Updated: Mar 5, 2020
My relationship with stuff is constantly evolving. Looking back one turning point was zip lock bags. They were never a regular purchase in our household until I took my newborn on a driving holiday through Italy. My mummy group was unanimous that zip lock bags would make travelling with a baby easier.
So there we were ready to board our flight Los Angeles to Rome. Our backpack stuffed full. Large zip locks to separate the three changes of tiny clothes. Small zip lock for clean dummies. Medium zip lock with Tylenol, Gripe Water, Sudocrem and a thermometer. And some spares to stash poopy nappies.
My relationships with zip locks had begun. They were convenient. And cheap. And easy to dispose of. And the ones at IKEA...I’ve mentioned before…colour coded by size and oh, so aesthetically pleasing. They solved the problem. Or did they?
Three years later I came across the book ‘Simplicious Flow’ by Sarah Wilson. When speaking to a friend she said ‘the one where she uses only 5 zip locks a year?!’. Yep, that one.
The book suggests washing and reusing the zip locks you have until they split. When you’ve run out repurpose a plate or bowl by placing on top of your leftover dinner before placing in the fridge. This makes sense, and yet conflicts with the disposal, single-use society we live in today. And it made me feel uncomfortable.
Our lives are flooded with products designed to make our lives easier. More convenient. Yet, I’m becoming convinced they’re making our life more complicated. Our bathroom cabinets are overflowing. We can’t see the back of our kitchen pantries. Every time we go to the supermarket there are NEW and IMPROVED versions to deliberate over. Not forgetting the excessive packaging. And with all this noise I believe we’re losing the wonderfully satisfying human trait of self-sufficiency.
So, I began to wash my zip locks and yes, it was annoying and cumbersome compared to tossing them in the bin, but something happened. They began to hold a value I had not assigned to them when I treated them as a single-use product. And that made me think more about the impact my consumption had on our planet. It seemed pretty abstract. And overwhelming. How do we measure our use of something like a ziplock bag against what the world as a whole is consuming? We can’t. I’d tell myself things like ‘I’m only one person’ and ‘at least I’m recycling’. With something this big, it’s easy to think that your action doesn’t matter and like my friend, that someone else is crazy for trying.
Yet, Sarah’s action inspired me. I don’t buy zip locks anymore, but I do have a bag in the laundry comprised of my old and preloved IKEA zip locks. As well as the many that come into our house in the form of packaging other products. They’re there if I need them, but I find I don’t use them as frequently as I did. I’ve become more self-sufficient and focus on reusing and repurposing things I already have. Not just zip locks! There’s abundance around us, we just need to look for it.

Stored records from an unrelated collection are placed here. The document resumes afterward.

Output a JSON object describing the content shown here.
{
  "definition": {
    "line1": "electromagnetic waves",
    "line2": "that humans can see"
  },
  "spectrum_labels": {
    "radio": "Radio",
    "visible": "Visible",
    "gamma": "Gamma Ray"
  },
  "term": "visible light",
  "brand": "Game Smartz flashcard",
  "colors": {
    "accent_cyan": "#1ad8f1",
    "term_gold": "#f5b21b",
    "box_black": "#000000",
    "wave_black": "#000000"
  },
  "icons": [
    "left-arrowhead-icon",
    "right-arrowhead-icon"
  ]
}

And there is actually a way to see how our consumption impacts the world. Check out Earth Overshoot Day which marks the date when humanity’s demand for ecological resources and services in a given year exceeds what Earth can regenerate in that year. If the world’s population lived like Australian’s in 2019 we’d need 4.1 Earth’s to meet our consumption.
Here are some more kitchen products I’ve ditched in favour of a more sustainable way:
Cling Wrap - Reusable containers or bowl over plate trick. I haven’t purchased cling wrap in over a year now. And if a piece does enter into our home via another means I reuse it.

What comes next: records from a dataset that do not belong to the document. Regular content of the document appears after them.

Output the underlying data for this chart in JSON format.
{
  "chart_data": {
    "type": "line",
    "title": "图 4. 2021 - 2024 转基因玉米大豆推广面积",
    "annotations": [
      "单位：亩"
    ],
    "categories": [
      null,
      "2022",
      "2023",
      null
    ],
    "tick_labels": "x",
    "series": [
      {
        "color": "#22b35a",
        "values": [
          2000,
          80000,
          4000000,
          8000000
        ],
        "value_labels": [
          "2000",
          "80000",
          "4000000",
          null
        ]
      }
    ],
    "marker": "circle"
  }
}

Kitchen Sponges - Compostable options like coconut fibre scrub pad and 100% cotton squares my mum crochets
Plastic Dish Brushes - Wooden dish brush with replaceable natural bristle heads. My current head is nine months old and going strong.

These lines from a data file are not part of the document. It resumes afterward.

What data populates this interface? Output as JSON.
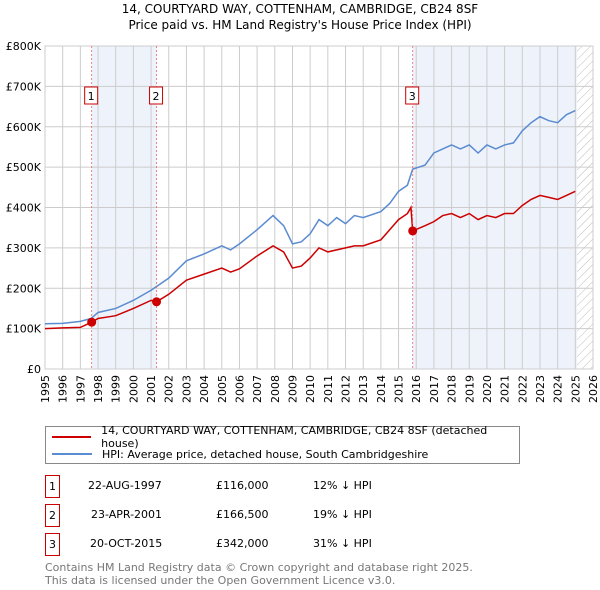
{
  "chart_data": {
    "type": "line",
    "title": "14, COURTYARD WAY, COTTENHAM, CAMBRIDGE, CB24 8SF",
    "subtitle": "Price paid vs. HM Land Registry's House Price Index (HPI)",
    "xlim": [
      1995,
      2026
    ],
    "ylim": [
      0,
      800000
    ],
    "x_ticks": [
      "1995",
      "1996",
      "1997",
      "1998",
      "1999",
      "2000",
      "2001",
      "2002",
      "2003",
      "2004",
      "2005",
      "2006",
      "2007",
      "2008",
      "2009",
      "2010",
      "2011",
      "2012",
      "2013",
      "2014",
      "2015",
      "2016",
      "2017",
      "2018",
      "2019",
      "2020",
      "2021",
      "2022",
      "2023",
      "2024",
      "2025",
      "2026"
    ],
    "y_ticks": [
      {
        "v": 0,
        "label": "£0"
      },
      {
        "v": 100000,
        "label": "£100K"
      },
      {
        "v": 200000,
        "label": "£200K"
      },
      {
        "v": 300000,
        "label": "£300K"
      },
      {
        "v": 400000,
        "label": "£400K"
      },
      {
        "v": 500000,
        "label": "£500K"
      },
      {
        "v": 600000,
        "label": "£600K"
      },
      {
        "v": 700000,
        "label": "£700K"
      },
      {
        "v": 800000,
        "label": "£800K"
      }
    ],
    "grid": true,
    "series": [
      {
        "name": "14, COURTYARD WAY, COTTENHAM, CAMBRIDGE, CB24 8SF (detached house)",
        "color": "#cc0000",
        "x": [
          1995,
          1996,
          1997,
          1997.64,
          1998,
          1999,
          2000,
          2001,
          2001.31,
          2002,
          2003,
          2004,
          2005,
          2005.5,
          2006,
          2007,
          2007.9,
          2008.5,
          2009,
          2009.5,
          2010,
          2010.5,
          2011,
          2011.5,
          2012,
          2012.5,
          2013,
          2014,
          2014.5,
          2015,
          2015.5,
          2015.7,
          2015.8,
          2016.5,
          2017,
          2017.5,
          2018,
          2018.5,
          2019,
          2019.5,
          2020,
          2020.5,
          2021,
          2021.5,
          2022,
          2022.5,
          2023,
          2023.5,
          2024,
          2024.5,
          2025
        ],
        "y": [
          100000,
          102000,
          103000,
          116000,
          125000,
          132000,
          150000,
          170000,
          166500,
          185000,
          220000,
          235000,
          250000,
          240000,
          248000,
          280000,
          305000,
          290000,
          250000,
          255000,
          275000,
          300000,
          290000,
          295000,
          300000,
          305000,
          305000,
          320000,
          345000,
          370000,
          385000,
          400000,
          342000,
          355000,
          365000,
          380000,
          385000,
          375000,
          385000,
          370000,
          380000,
          375000,
          385000,
          385000,
          405000,
          420000,
          430000,
          425000,
          420000,
          430000,
          440000
        ]
      },
      {
        "name": "HPI: Average price, detached house, South Cambridgeshire",
        "color": "#5b8bd0",
        "x": [
          1995,
          1996,
          1997,
          1997.6,
          1998,
          1999,
          2000,
          2001,
          2002,
          2003,
          2004,
          2005,
          2005.5,
          2006,
          2007,
          2007.9,
          2008.5,
          2009,
          2009.5,
          2010,
          2010.5,
          2011,
          2011.5,
          2012,
          2012.5,
          2013,
          2014,
          2014.5,
          2015,
          2015.5,
          2015.8,
          2016.5,
          2017,
          2017.5,
          2018,
          2018.5,
          2019,
          2019.5,
          2020,
          2020.5,
          2021,
          2021.5,
          2022,
          2022.5,
          2023,
          2023.5,
          2024,
          2024.5,
          2025
        ],
        "y": [
          112000,
          113000,
          118000,
          125000,
          140000,
          150000,
          170000,
          195000,
          225000,
          268000,
          285000,
          305000,
          295000,
          310000,
          345000,
          380000,
          355000,
          310000,
          315000,
          335000,
          370000,
          355000,
          375000,
          360000,
          380000,
          375000,
          390000,
          410000,
          440000,
          455000,
          495000,
          505000,
          535000,
          545000,
          555000,
          545000,
          555000,
          535000,
          555000,
          545000,
          555000,
          560000,
          590000,
          610000,
          625000,
          615000,
          610000,
          630000,
          640000
        ]
      }
    ],
    "sales": [
      {
        "n": "1",
        "x": 1997.64,
        "y": 116000,
        "date": "22-AUG-1997",
        "price": "£116,000",
        "hpi": "12% ↓ HPI"
      },
      {
        "n": "2",
        "x": 2001.31,
        "y": 166500,
        "date": "23-APR-2001",
        "price": "£166,500",
        "hpi": "19% ↓ HPI"
      },
      {
        "n": "3",
        "x": 2015.8,
        "y": 342000,
        "date": "20-OCT-2015",
        "price": "£342,000",
        "hpi": "31% ↓ HPI"
      }
    ],
    "hatch_from": 2025.1
  },
  "footer": {
    "line1": "Contains HM Land Registry data © Crown copyright and database right 2025.",
    "line2": "This data is licensed under the Open Government Licence v3.0."
  }
}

Baking Paper - Wash and reuse. You should get a few uses out of each piece. When your current supply is finished grease pans with butter. If purchasing the most sustainable option is If You Care (unbleached, chlorine-free, FSC certified).
Paper Towel - Tea towels work well for spills. Then chuck them in the wash. If purchasing the most sustainable option is Who Gives A Crap made from a blend of bamboo and sugarcane (I still have a small supply & use sparingly).
Bin liners - Line with newspaper instead of plastic bags (if you compost your organics your rubbish should be fairly dry). It took me around 6 months to work up to this. Again I felt uncomfortable about this swap. I think this is part of the process of change. And I’m now working up to ditching the newspaper and simply washing out my bin when needed like our grandparents would have done.
We can’t do everything at once, but we can try one thing at a time. Experiment. Allow ourselves to feel uncomfortable. To fail. And ultimately find a better way.